The violence shown by Escobar had no limit. It culminated in 1989 when he ordered an explosion of half a kilo of dynamite near the Department of Security administrative building. A total of 70 people lost their lives, and more than 500 were wounded.
That same year, "El Patron" blew up an "Avianca" plane mid-flight. He believed that the presidential candidate Cesar Gaviria was traveling on it. Gaviria stayed on the ground, but 110 people died.
At that time, justice attributed to him (directly or indirectly) the deaths of more than 10,000 people, a figure that earned him a multitude of unpleasant names among his enemies.
Pablo Escobar's Entrance In "The Cathedral"
The DEA of the United States had Pablo Escobar as one of its most difficult criminals against whom it has fought. In 1979 they requested that Colombian criminals who had acted on their borders be extradited and tried in their country.
Although the rule was accepted in principle, the great wave of attacks perpetrated later by Escobar made the South American government reverse the measures. The president reached an agreement with the drug trafficker. They would only revoke the law if he turned himself in to the local authorities and ended up behind bars.
The capo accepted, although he made one condition - the prison would be built by him.

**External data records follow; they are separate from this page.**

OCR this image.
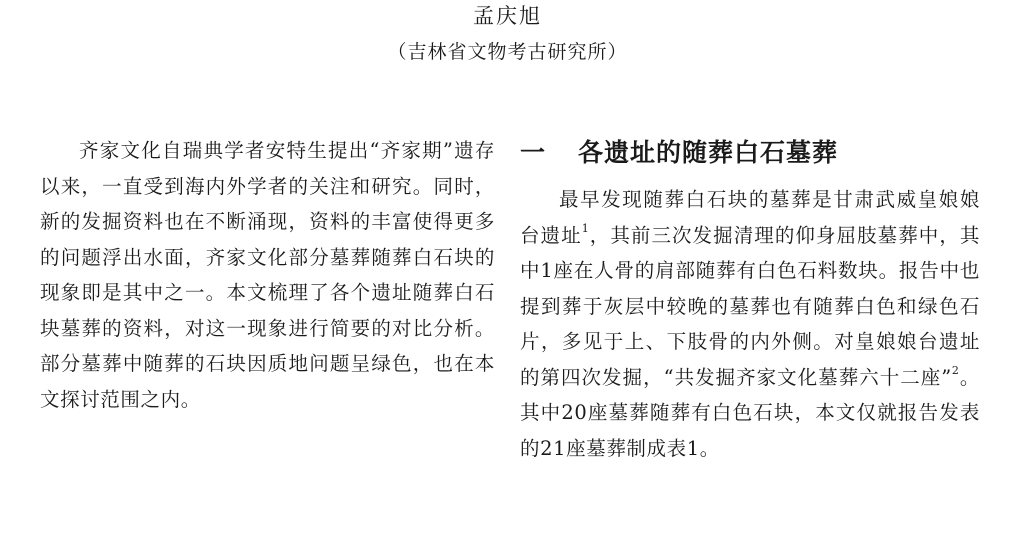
孟庆旭
（吉林省文物考古研究所）

齐家文化自瑞典学者安特生提出“齐家期”遗存以来，一直受到海内外学者的关注和研究。同时，新的发掘资料也在不断涌现，资料的丰富使得更多的问题浮出水面，齐家文化部分墓葬随葬白石块的现象即是其中之一。本文梳理了各个遗址随葬白石块墓葬的资料，对这一现象进行简要的对比分析。部分墓葬中随葬的石块因质地问题呈绿色，也在本文探讨范围之内。

一 各遗址的随葬白石墓葬

最早发现随葬白石块的墓葬是甘肃武威皇娘娘台遗址$^1$，其前三次发掘清理的仰身屈肢墓葬中，其中1座在人骨的肩部随葬有白色石料数块。报告中也提到葬于灰层中较晚的墓葬也有随葬白色和绿色石片，多见于上、下肢骨的内外侧。对皇娘娘台遗址的第四次发掘，“共发掘齐家文化墓葬六十二座”$^2$。其中20座墓葬随葬有白色石块，本文仅就报告发表的21座墓葬制成表1。
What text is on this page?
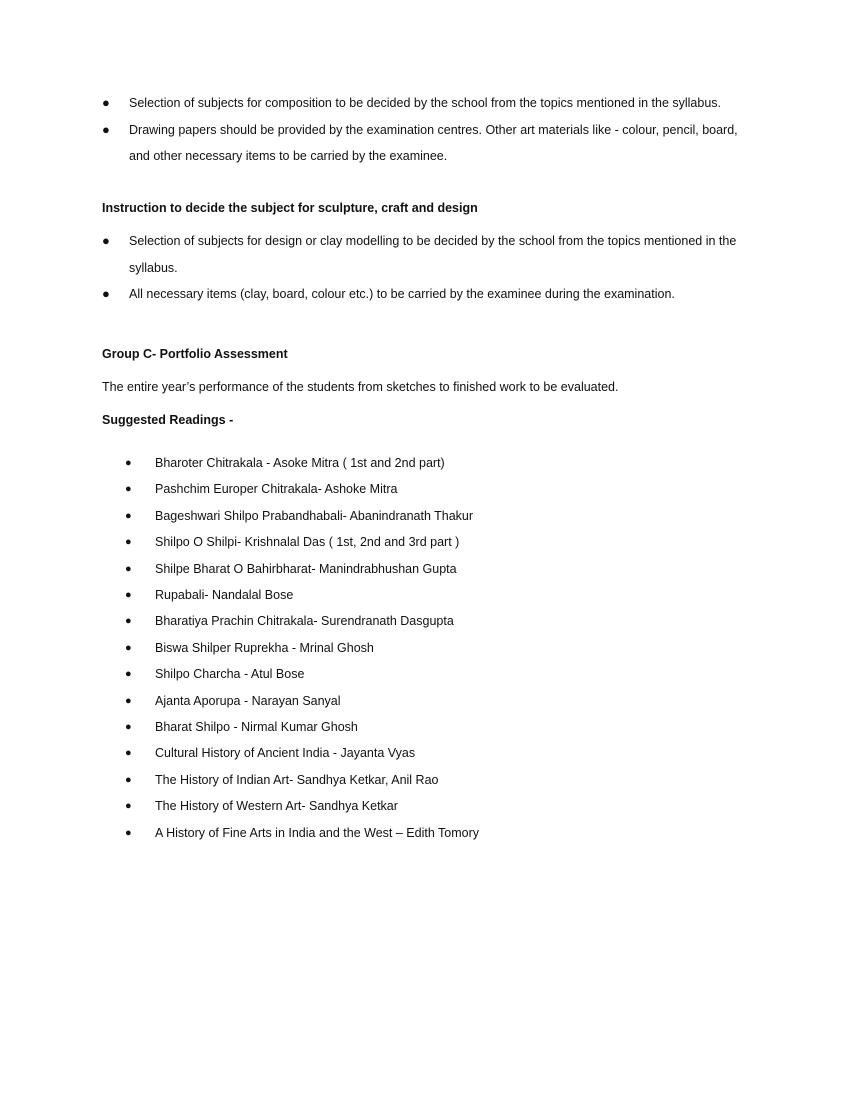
● Selection of subjects for composition to be decided by the school from the topics mentioned in the syllabus.
● Drawing papers should be provided by the examination centres. Other art materials like - colour, pencil, board, and other necessary items to be carried by the examinee.
Instruction to decide the subject for sculpture, craft and design
● Selection of subjects for design or clay modelling to be decided by the school from the topics mentioned in the syllabus.
● All necessary items (clay, board, colour etc.) to be carried by the examinee during the examination.
Group C- Portfolio Assessment
The entire year’s performance of the students from sketches to finished work to be evaluated.
Suggested Readings -
● Bharoter Chitrakala - Asoke Mitra ( 1st and 2nd part)
● Pashchim Europer Chitrakala- Ashoke Mitra
● Bageshwari Shilpo Prabandhabali- Abanindranath Thakur
● Shilpo O Shilpi- Krishnalal Das ( 1st, 2nd and 3rd part )
● Shilpe Bharat O Bahirbharat- Manindrabhushan Gupta
● Rupabali- Nandalal Bose
● Bharatiya Prachin Chitrakala- Surendranath Dasgupta
● Biswa Shilper Ruprekha - Mrinal Ghosh
● Shilpo Charcha - Atul Bose
● Ajanta Aporupa - Narayan Sanyal
● Bharat Shilpo - Nirmal Kumar Ghosh
● Cultural History of Ancient India - Jayanta Vyas
● The History of Indian Art- Sandhya Ketkar, Anil Rao
● The History of Western Art- Sandhya Ketkar
● A History of Fine Arts in India and the West – Edith Tomory
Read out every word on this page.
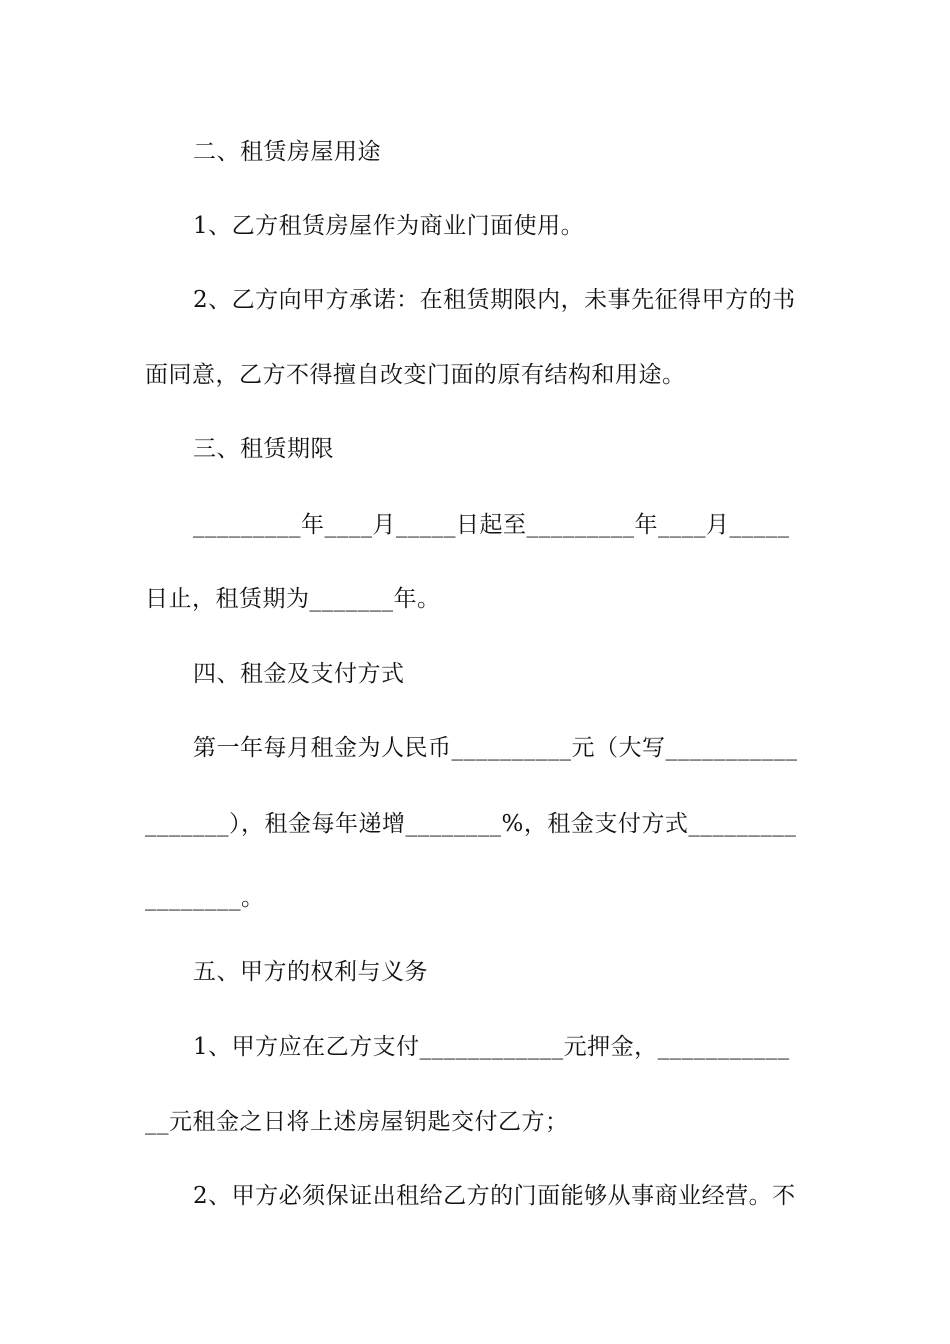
二、租赁房屋用途
1、乙方租赁房屋作为商业门面使用。
2、乙方向甲方承诺：在租赁期限内，未事先征得甲方的书
面同意，乙方不得擅自改变门面的原有结构和用途。
三、租赁期限
_________年____月_____日起至_________年____月_____
日止，租赁期为_______年。
四、租金及支付方式
第一年每月租金为人民币__________元（大写___________
_______），租金每年递增________%，租金支付方式_________
________。
五、甲方的权利与义务
1、甲方应在乙方支付____________元押金，___________
__元租金之日将上述房屋钥匙交付乙方；
2、甲方必须保证出租给乙方的门面能够从事商业经营。不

On June 19, 1991, Pablo Escobar entered "La Catedral," built for the incarceration of the capo but which was anything but a jail. A gym, a soccer field, several game rooms, and even a natural waterfall were some of the "comforts" that he had.
That was a prison in name only, since Pablo Escobar controlled the guards and even had a dollhouse built for when his daughter visited him. The capo used his first year behind bars to reorganize the Medellin Cartel.
He was not really locked up if we consider that he came in, went out, and the parties continued to be celebrated as in his hacienda.
The press discovered the story, and the government had no choice but to publicize about transferring "El Patron" to an actual cell. He escaped on July 21, 1992.
The End Of Pablo Escobar's Life
After escaping, the government created a special group with more than 500 men known as the "Search Bloc" to find and end Pablo's life. After months of continuous surveillance, on December 1, 1993 (a day after Escobar's birthday), the authorities prepared a special operation to catch him once and for all.
Eventually, Escobar's former criminal associates allied themselves with the government and gradually dismantled his empire. Escobar was gunned down without money or luck and with only one bodyguard.
It was not until December 3 that Escobar contacted his son. The authorities then discover that he was hidden in Medellin's semi-detached house in middle-class urbanization. They arrested him with Álvaro de Jesus Agudelo (alias "El Limon"), one of his best-known bodyguards.
Escobar did not give up easily, he tried to escape through the roof, but the police officers covering the back of the house shot with R15 rifles. The death of Pablo Escobar was mourned by many in Medellin.
Of course, such an ending did not mean the end of drug trafficking in Colombia. But it did mean the end of the time of the powerful cartels. From then on, no large organization came to take over most of the market or openly challenge the authorities.
The business became atomized and specialized, and its most significant leaders were less influential and remained discreetly in the background.